A big part of what the children learned was how to care for their paper instruments. When the students’ names were called, they proceeded one by one across the stage, placed their old instruments on a table, signed a detailed promise about violin care, and then received their real violins. Once they’d all returned to their places, they put the violins under their chins, raised real bows, and stroked their first note. For the children and for everyone else in the room, it was a magical moment, a new beginning.

The kids’ enthusiasm has been evident from the start. The school’s hallways are alive with laughter, song, rhythm, and music five days a week for three hours after regular classes are over. The children are clearly having fun, despite being at school for longer days than many people with full-time work are on the job.

According to Tommy Banks, an Edmonton musician who has won Juno and Gemini awards and performed around the world, the program “has nothing to do with turning out professional musicians . . . It welds their creative synapses in ways that help them throughout their whole lives and makes them better students in every subject.” He says that’s not just his opinion; it’s been proven time and again.

“They also know how to solve problems better,” he adds. “Most importantly, they understand interdependence in a way that others don’t.

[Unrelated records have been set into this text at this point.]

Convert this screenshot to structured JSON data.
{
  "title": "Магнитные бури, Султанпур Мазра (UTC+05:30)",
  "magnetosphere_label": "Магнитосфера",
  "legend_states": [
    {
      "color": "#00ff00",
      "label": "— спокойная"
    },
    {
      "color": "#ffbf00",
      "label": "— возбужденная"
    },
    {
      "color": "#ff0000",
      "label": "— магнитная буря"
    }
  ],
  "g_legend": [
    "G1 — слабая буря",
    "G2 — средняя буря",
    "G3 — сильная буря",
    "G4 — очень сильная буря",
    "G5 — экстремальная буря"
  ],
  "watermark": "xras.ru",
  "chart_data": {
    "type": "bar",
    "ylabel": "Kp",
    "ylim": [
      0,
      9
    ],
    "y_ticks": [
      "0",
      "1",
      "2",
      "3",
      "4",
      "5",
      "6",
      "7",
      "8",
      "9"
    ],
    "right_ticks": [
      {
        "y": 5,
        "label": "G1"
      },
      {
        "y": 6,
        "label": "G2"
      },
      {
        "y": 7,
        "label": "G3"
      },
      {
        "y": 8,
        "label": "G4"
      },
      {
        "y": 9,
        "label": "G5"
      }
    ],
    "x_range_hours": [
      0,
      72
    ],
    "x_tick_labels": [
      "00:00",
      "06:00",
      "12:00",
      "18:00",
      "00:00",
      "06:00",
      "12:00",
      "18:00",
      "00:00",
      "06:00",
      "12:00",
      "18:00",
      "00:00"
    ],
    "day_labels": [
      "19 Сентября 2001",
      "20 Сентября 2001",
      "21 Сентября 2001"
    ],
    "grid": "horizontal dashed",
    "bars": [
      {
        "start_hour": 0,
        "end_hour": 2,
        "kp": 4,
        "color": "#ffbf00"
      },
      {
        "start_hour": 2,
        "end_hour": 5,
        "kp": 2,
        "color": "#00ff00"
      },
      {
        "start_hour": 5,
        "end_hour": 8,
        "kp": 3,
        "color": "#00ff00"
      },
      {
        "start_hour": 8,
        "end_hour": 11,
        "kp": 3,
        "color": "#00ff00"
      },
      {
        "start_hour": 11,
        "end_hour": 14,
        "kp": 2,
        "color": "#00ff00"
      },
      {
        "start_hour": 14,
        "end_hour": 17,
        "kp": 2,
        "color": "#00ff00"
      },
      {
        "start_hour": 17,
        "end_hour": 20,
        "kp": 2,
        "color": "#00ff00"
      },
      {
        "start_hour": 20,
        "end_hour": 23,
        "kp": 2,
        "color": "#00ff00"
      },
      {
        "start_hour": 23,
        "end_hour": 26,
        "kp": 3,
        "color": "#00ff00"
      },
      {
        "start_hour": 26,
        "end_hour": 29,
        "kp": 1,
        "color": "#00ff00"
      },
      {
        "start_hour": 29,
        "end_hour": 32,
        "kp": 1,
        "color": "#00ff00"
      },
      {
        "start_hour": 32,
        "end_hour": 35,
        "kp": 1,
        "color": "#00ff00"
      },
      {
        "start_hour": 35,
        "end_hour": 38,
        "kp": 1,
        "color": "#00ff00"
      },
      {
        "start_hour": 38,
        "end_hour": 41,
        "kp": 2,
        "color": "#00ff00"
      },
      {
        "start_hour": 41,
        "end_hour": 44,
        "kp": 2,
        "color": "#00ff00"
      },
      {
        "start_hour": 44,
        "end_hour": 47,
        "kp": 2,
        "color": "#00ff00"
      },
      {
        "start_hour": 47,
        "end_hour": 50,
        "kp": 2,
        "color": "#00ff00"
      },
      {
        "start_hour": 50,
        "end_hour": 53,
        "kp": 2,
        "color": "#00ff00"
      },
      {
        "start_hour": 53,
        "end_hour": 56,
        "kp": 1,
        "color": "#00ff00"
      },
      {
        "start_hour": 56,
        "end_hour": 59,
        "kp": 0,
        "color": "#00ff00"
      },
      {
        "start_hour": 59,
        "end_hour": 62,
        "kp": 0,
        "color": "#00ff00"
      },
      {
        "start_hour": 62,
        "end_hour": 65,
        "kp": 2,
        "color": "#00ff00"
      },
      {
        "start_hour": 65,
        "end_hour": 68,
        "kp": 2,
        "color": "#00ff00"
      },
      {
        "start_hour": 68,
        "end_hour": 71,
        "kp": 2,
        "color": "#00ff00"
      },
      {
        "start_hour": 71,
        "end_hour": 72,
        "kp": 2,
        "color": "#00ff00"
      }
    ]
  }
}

When you’re playing music with people, they are absolutely relying on you to do what you’re supposed to do, and you are absolutely relying on them.”

Jose Antonio Breu founded El Sistema in Venezuela in 1975 as a means of positive social change. Since then, nearly a million Venezuelan children have been through it, and it has spread around the world. Mother Teresa School is the first in Edmonton to host El Sistema. The instructors are professional musicians from the Edmonton Symphony Orchestra, and program sponsors include the Edmonton Community Foundation, Rotary International, and the Edmonton Inner City Children’s Program.

Tommy Banks’ hope is that this program “will grow and grow and grow and there will be more people in it in this school and eventually in every school.”